Me refugio en la soledad porque me apoya en los momentos más críticos de mi vida. Porque cuando necesité de un abrazo, ella me ha abrazado; cuando necesité un oído, ella me ha escuchado; cuando necesité silencio, ella me lo ha dado; cuando necesité donde llorar, ella me cobijó en su hombro.

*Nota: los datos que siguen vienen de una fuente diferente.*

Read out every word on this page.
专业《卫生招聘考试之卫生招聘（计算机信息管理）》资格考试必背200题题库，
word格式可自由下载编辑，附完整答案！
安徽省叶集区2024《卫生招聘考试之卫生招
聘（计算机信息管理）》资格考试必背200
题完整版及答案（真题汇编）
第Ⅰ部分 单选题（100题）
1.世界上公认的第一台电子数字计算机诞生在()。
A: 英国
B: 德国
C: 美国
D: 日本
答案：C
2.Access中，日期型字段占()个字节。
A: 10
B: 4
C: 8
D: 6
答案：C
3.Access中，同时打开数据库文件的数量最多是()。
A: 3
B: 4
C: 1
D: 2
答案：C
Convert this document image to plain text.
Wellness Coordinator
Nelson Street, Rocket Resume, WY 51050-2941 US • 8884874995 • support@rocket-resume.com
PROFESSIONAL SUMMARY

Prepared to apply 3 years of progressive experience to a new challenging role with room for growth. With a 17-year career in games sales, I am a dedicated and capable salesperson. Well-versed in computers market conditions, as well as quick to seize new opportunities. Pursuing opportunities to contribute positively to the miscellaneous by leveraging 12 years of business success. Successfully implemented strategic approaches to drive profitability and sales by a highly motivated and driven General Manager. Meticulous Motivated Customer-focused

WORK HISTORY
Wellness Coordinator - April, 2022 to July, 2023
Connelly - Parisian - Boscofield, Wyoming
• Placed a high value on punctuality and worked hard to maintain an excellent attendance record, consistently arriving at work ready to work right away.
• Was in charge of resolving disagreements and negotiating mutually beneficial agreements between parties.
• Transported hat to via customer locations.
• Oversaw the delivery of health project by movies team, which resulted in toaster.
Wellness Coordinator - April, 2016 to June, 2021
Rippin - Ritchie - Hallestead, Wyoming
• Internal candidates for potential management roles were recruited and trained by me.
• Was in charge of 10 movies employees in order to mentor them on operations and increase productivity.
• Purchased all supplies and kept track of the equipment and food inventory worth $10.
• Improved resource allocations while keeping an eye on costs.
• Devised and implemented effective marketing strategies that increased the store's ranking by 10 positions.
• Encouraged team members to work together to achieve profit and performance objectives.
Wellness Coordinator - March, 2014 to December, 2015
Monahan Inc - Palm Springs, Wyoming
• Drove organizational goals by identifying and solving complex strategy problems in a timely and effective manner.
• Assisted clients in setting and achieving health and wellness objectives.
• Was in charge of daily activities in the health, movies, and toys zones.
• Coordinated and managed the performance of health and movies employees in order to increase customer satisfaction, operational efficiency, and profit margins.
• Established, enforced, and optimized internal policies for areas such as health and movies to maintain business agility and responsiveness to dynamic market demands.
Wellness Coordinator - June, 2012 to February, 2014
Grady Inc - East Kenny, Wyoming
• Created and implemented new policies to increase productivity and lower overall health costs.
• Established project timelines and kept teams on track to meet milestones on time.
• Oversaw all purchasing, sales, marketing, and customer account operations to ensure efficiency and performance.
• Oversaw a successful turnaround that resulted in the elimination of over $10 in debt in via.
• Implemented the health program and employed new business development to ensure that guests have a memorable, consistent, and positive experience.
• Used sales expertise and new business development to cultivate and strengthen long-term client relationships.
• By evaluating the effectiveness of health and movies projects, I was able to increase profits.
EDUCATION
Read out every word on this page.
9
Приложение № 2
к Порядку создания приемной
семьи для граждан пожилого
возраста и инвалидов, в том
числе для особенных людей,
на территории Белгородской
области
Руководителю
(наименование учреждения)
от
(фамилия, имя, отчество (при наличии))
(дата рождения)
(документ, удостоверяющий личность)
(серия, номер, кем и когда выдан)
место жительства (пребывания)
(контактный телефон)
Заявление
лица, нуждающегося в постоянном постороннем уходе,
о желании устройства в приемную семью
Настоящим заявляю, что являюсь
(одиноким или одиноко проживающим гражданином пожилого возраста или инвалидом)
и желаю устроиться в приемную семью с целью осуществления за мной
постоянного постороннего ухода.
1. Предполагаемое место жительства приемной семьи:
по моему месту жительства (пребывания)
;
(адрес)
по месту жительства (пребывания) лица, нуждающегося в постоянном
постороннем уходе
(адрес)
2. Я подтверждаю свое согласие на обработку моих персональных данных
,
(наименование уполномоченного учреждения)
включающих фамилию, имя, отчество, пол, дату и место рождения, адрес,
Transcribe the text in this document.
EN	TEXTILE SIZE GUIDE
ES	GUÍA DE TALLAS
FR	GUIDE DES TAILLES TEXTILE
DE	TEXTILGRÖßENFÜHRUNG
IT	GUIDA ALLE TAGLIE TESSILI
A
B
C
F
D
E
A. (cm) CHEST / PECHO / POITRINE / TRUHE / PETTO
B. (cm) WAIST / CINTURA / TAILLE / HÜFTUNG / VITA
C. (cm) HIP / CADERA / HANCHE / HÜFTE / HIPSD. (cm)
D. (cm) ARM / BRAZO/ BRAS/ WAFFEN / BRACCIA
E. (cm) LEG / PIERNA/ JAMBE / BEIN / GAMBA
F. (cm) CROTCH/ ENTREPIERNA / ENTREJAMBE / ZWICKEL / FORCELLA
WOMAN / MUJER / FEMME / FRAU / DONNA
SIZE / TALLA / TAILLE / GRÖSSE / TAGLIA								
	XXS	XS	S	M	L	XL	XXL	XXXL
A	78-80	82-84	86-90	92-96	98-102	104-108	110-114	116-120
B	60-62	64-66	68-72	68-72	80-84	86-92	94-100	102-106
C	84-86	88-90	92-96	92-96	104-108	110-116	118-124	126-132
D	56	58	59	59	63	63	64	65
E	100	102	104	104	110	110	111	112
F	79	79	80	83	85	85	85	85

Me refugio en mi soledad porque es mi amiga, mi tranquilidad cuando todo afuera es un caos, una amante espectacular y placentera, fiel a mis deseos. Ahora, mientras escribo, ella me acompaña, sentada en el sofá, al lado de la cama, porque la melodía que suena allá me envuelve en la nostalgia y me angustia, porque el pasado es el recuerdo de lo que fue y quisiera verlo volver, aunque yo sepa que no vale la pena. Pero no puedo negar que aquellos ratos fueron los más felices de mi vida y, aunque yo haya cambiado y él también, lo echo de menos.
Quisiera verlo una vez más, revivir esas mañanas en el parque de las cotorras, oír sus palabras de amor y yo permitiéndome envolverme en la farsa de un noviazgo inventado por dos amantes fingiendo ser libres para el uno y el otro. Ahora mi soledad me consuela con un mañana prometedor y yo me entrego a esa promesa mientras le juego al gato y me preparo para dormir.